Hace dos días, todo esto se concentraba en no poder parar de llorar, metida en la cama, pensando en que mis hijos no conocerán a mi abuela. Que mi abuela se mantiene fenomenal y joven y activa y ya ha hecho todo lo que tocaba por su lado y que yo no puedo dar ni medio paso por el mío. Que es un ejemplo irrelevante pero significativo.

Tengo 26 años y hace más de cinco que estoy hasta los pezones de la gente que no para de repetirme lo joven que soy. Porque con 35, en Maternidad, te llaman primípara añosa si tienes la osadía de estar teniendo tu primer hijo.

Si tengo suerte, pasaré los próximos cuatro viviendo a costa del gobierno (aún) dedicada a cagarme en todo lo que hay en el mercado laboral que me ha llevado a esta situación. Cuatro años que no garantizan más que la satisfacción personal de estar elevando una queja a no se sabe muy bien dónde. Bueno, y que tendré un "mayor riesgo de exclusión" del mercado laboral por prolongar mi situación de desempleada. Si tengo suerte, podré plantearme que irme a EE.UU. con gastos pagados es una opción de futuro y cerrar los ojos ante la posibilidad de volver con el rabo entre las piernas. Si tengo suerte, tendré que pelearme con mis amigos por mi trozo de pastel y muy probablemente me acabe convirtiendo en un ser retorcido y mentiroso que veo tan cerca que me da miedo.

Si tengo un poco menos de suerte, podré mantenerme en esta dulce esquizofrenia que vivo ahora, en la que por la mañana construyo los discursos que critico por la noche. O eso digo. Porque en realidad no encuentro las horas para criticar nada. Estoy demasiado cansada para seguir leyendo, y me meto en bucles de autorrealización ilusoria y compulsiva consiguiendo logros en Farmville, porque así soy yo, que me creo muy lista pero caigo en toda trampa que me encuentre. Supongo que, en cuanto me acostumbre y deje de cumplir con todos los puntos de los decálogos de malos hábitos para teletrabajadores, la cosa irá a mejor; y de hecho, de momento pinta como la mejor opción.

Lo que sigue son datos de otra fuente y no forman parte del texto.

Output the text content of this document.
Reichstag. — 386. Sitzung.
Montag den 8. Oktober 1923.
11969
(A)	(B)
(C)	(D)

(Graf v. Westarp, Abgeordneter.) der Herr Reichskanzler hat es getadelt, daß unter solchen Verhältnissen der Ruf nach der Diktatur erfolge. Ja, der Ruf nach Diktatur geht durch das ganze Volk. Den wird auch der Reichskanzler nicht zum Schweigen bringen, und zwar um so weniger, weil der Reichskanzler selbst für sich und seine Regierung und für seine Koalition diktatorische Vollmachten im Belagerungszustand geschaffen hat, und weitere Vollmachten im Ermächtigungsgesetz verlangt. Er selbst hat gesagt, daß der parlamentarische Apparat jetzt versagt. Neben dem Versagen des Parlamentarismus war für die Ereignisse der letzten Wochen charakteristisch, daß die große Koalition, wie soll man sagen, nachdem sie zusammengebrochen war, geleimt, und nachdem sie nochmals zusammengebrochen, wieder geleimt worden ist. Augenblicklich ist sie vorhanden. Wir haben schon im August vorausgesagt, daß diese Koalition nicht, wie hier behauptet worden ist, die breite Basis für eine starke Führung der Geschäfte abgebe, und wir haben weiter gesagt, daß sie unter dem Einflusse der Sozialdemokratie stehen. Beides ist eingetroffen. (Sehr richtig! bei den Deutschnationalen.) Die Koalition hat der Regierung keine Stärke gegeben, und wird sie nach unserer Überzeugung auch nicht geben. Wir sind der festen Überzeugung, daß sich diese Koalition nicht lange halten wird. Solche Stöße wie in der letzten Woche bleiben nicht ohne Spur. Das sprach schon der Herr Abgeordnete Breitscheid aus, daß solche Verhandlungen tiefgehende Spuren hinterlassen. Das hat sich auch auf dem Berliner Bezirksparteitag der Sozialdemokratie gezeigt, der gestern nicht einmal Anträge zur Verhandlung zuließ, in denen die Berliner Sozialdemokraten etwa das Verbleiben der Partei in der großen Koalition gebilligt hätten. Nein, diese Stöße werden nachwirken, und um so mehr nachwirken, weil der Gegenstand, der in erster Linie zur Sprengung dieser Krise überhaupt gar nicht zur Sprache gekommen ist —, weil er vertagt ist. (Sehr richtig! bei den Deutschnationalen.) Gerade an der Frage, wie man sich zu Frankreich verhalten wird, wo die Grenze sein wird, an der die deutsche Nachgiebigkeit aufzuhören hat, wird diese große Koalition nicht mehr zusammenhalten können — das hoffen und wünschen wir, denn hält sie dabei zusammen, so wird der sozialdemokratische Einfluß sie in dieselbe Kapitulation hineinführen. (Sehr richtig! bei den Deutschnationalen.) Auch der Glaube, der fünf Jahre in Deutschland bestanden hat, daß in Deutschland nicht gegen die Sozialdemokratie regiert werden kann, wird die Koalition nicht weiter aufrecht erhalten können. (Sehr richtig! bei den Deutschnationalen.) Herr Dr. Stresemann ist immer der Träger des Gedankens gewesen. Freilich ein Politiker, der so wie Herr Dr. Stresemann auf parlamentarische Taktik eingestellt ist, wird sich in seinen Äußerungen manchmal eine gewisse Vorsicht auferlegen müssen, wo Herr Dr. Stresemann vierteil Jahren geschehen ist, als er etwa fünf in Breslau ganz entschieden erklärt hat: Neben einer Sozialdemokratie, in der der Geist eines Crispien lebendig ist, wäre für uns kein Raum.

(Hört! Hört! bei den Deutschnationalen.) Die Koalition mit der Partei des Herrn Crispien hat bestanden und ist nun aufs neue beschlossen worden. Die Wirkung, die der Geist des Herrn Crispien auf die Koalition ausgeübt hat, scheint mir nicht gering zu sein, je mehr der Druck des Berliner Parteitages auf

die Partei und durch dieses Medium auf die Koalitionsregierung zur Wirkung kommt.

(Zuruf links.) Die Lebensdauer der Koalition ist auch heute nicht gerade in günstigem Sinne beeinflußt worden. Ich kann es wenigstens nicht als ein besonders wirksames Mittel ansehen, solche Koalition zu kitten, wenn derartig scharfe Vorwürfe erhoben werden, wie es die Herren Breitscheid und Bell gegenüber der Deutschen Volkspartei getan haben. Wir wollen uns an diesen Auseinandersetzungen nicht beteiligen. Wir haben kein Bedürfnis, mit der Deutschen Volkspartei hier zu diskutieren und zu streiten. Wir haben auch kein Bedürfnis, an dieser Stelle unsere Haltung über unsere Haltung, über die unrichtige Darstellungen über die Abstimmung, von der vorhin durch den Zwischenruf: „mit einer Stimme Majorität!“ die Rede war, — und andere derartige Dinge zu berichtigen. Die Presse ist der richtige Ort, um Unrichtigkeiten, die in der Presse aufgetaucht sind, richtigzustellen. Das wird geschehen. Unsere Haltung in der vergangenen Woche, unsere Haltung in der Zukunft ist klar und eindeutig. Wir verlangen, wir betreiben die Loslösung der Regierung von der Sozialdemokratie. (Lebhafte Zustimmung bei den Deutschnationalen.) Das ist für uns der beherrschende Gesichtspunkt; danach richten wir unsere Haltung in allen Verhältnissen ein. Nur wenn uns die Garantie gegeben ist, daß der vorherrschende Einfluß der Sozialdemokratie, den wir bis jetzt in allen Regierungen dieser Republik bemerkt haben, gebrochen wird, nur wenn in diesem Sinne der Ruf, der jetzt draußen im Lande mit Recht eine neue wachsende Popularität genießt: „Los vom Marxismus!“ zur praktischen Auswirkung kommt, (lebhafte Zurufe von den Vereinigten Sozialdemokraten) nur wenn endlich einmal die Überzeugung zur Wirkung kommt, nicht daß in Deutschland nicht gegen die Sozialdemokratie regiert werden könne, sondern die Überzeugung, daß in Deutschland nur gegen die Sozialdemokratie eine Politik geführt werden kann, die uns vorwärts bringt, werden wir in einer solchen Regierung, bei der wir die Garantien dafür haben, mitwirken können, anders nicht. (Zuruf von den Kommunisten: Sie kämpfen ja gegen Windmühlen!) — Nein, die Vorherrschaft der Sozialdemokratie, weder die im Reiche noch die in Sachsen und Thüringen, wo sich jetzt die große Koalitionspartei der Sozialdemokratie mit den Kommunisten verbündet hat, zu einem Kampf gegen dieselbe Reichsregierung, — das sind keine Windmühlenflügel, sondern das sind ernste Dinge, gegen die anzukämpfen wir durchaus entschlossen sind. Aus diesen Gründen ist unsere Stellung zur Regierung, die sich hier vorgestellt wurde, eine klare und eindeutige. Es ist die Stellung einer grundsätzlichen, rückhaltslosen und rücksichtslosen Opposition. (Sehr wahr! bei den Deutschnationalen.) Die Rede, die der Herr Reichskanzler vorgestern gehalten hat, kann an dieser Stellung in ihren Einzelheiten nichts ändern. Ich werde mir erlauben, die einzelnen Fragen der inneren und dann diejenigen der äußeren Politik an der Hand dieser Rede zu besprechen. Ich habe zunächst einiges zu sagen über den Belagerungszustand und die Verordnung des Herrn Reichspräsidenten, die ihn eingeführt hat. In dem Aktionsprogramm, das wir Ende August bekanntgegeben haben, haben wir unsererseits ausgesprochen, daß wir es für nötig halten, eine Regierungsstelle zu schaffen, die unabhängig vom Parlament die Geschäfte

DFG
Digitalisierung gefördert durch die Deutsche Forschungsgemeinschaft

Porque el siguiente golpe de suerte podría venir de la mano de una oferta para volver a mi sector, y volver a tener cargo de conciencia y un nivel de estrés que hay quien tolera, pero no es mi caso. Que al menos me garantiza, si mantengo mi vida de estudiante actual cuando salga de la oficina, cierto colchoncito para los 30. Si no me echan.

Lo lamentable es que todos y cada uno de ellos serían golpes de suerte. Que estoy en una posición jodidamente envidiable. Que yo envidio a los que son listos y están becados y que 4 millones de personas y sus familias me envidian a mí. Que sigo siendo una privilegiada, como lo he sido siempre. Y eso me asusta. Porque no entiendo cómo coño se sostiene un sistema en el que esto es estar arriba. Y porque, insisto, nos han quitado el derecho a la réplica.

Yo quiero un sitio donde dormir, comer todos los días, y poner mi granito de arena por la supervivencia de la especie antes de que sea tan mayor que esté comprando papeletas para que la sangre de mi sangre se convierta en un vándalo por mi incapacidad de hacerle caso. Juraría que hace treinta años esto no era tanto pedir.

Me encanta mi vida tal y como es ahora, claro que sí. Puedo sentir nostalgia de ciertas cosas (porque las he tenido) y puedo tener aspiraciones (porque sé que existen), que no es mal punto. Aprecio mis rutinas, aprecio a mis personas, y aprecio lo que hago.

Sólo pido que no me obliguen a hacerlo el resto de mi vida.

Déjenme volverme adulta, por favor. Es lo único por lo que me quejo. Ser adolescente un rato, mola. Serlo toda la vida está empezando a ser insufrible.